Article 1er : La décision du directeur territorial de l’Office français de l'immigration et de l'intégration du 1er février 2024 est annulée.

Article 2 : Il est enjoint à l’Office français de l'immigration et de l'intégration de réexaminer la situation de M. A... dans le délai d’un mois.

Article 3 : L’OFII versera une somme de 1 000 euros à Me Yousfi en application des dispositions de l’article L. 761-1 du code de justice administrative et de l’article 37 alinéa 2 de la loi du 10 juillet 1991 relative à l’aide juridique, sous réserve que Me Yousfi renonce à percevoir la somme correspondant à la part contributive de l’État au titre de l’aide juridictionnelle.

Article 4 : Le présent jugement sera notifié à M. B... A... A..., à Me Yousfi et à l’Office français de l’immigration et de l’intégration.

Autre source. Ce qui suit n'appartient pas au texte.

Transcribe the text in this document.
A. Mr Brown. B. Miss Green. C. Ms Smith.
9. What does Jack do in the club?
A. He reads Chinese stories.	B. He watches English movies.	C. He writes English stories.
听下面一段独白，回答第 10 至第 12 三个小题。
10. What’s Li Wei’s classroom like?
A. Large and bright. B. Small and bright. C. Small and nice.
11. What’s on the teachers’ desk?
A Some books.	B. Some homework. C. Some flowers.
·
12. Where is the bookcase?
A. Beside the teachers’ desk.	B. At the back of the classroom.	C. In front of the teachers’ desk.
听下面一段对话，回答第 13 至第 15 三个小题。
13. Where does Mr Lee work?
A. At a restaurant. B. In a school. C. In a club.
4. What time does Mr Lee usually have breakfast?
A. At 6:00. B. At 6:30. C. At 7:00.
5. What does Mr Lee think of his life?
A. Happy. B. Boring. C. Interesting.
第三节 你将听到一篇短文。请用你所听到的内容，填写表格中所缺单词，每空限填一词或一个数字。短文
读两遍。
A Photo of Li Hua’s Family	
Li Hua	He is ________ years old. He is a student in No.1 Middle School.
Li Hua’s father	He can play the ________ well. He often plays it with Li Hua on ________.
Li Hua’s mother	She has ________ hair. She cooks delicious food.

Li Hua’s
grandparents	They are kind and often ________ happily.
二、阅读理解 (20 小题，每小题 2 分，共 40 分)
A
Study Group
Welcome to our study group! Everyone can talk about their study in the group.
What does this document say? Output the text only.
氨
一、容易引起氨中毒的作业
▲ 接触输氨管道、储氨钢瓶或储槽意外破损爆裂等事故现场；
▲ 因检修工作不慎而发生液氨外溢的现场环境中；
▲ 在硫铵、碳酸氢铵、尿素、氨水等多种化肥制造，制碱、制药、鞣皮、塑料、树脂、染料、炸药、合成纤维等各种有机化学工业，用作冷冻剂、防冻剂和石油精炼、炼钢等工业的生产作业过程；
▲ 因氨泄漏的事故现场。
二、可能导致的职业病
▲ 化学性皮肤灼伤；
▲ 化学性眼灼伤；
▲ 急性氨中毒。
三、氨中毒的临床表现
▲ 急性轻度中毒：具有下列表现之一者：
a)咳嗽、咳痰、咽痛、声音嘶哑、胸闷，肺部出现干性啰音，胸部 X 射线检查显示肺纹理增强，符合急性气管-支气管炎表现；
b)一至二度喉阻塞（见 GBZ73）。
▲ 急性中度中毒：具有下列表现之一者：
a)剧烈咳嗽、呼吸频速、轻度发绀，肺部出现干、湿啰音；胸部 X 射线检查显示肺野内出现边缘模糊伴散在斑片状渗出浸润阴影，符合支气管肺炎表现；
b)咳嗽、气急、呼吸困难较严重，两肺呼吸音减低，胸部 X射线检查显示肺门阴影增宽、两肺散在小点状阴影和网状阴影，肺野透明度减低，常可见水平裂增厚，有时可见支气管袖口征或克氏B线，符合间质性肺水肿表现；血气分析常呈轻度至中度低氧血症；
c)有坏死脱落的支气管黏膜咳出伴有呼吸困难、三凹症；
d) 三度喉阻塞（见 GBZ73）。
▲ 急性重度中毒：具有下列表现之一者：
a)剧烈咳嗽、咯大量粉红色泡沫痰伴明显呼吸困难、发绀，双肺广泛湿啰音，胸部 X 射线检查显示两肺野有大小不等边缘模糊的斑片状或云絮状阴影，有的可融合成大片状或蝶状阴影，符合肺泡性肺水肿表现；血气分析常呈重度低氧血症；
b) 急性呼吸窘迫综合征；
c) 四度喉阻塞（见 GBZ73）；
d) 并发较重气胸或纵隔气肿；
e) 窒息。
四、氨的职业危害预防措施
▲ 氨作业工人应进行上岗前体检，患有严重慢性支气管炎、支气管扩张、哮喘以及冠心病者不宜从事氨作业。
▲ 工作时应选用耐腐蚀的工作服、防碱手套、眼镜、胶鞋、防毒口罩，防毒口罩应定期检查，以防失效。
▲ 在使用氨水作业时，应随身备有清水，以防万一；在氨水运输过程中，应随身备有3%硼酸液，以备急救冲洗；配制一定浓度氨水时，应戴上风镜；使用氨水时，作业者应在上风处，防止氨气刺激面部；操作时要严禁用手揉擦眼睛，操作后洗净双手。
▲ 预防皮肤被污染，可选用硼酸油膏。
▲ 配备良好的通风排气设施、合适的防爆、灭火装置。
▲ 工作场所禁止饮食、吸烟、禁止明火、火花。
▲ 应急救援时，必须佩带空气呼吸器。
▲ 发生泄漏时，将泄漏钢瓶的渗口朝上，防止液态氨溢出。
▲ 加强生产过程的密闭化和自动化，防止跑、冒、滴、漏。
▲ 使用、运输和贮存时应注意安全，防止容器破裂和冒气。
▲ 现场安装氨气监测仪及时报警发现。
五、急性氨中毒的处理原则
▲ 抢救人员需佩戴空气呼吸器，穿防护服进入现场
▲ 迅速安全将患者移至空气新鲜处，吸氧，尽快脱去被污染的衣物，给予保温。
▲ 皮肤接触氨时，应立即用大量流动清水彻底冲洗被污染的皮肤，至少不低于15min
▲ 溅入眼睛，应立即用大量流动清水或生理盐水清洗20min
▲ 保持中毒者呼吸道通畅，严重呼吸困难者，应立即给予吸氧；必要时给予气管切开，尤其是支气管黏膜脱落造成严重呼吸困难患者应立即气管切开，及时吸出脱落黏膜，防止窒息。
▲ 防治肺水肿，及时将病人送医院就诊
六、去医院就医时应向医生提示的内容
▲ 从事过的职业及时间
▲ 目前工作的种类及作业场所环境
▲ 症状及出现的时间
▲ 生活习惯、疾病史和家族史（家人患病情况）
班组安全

Délibéré après l'audience du 20 novembre 2025, à laquelle siégeaient :

Mme Galle, présidente,
M. Bellec, premier conseiller,
Mme Delacour, première conseillère.


Rendu public par mise à disposition au greffe le 4 décembre 2025.


Le rapporteur,
Signé
C. Bellec

La présidente,
Signé
C. Galle


La greffière,

Signé

A. Hussein


La République mande et ordonne au ministre de l’intérieur en ce qui le concerne et à tous commissaires de justice à ce requis en ce qui concerne les voies de droit commun contre les parties privées, de pourvoir à l’exécution de la présente décision.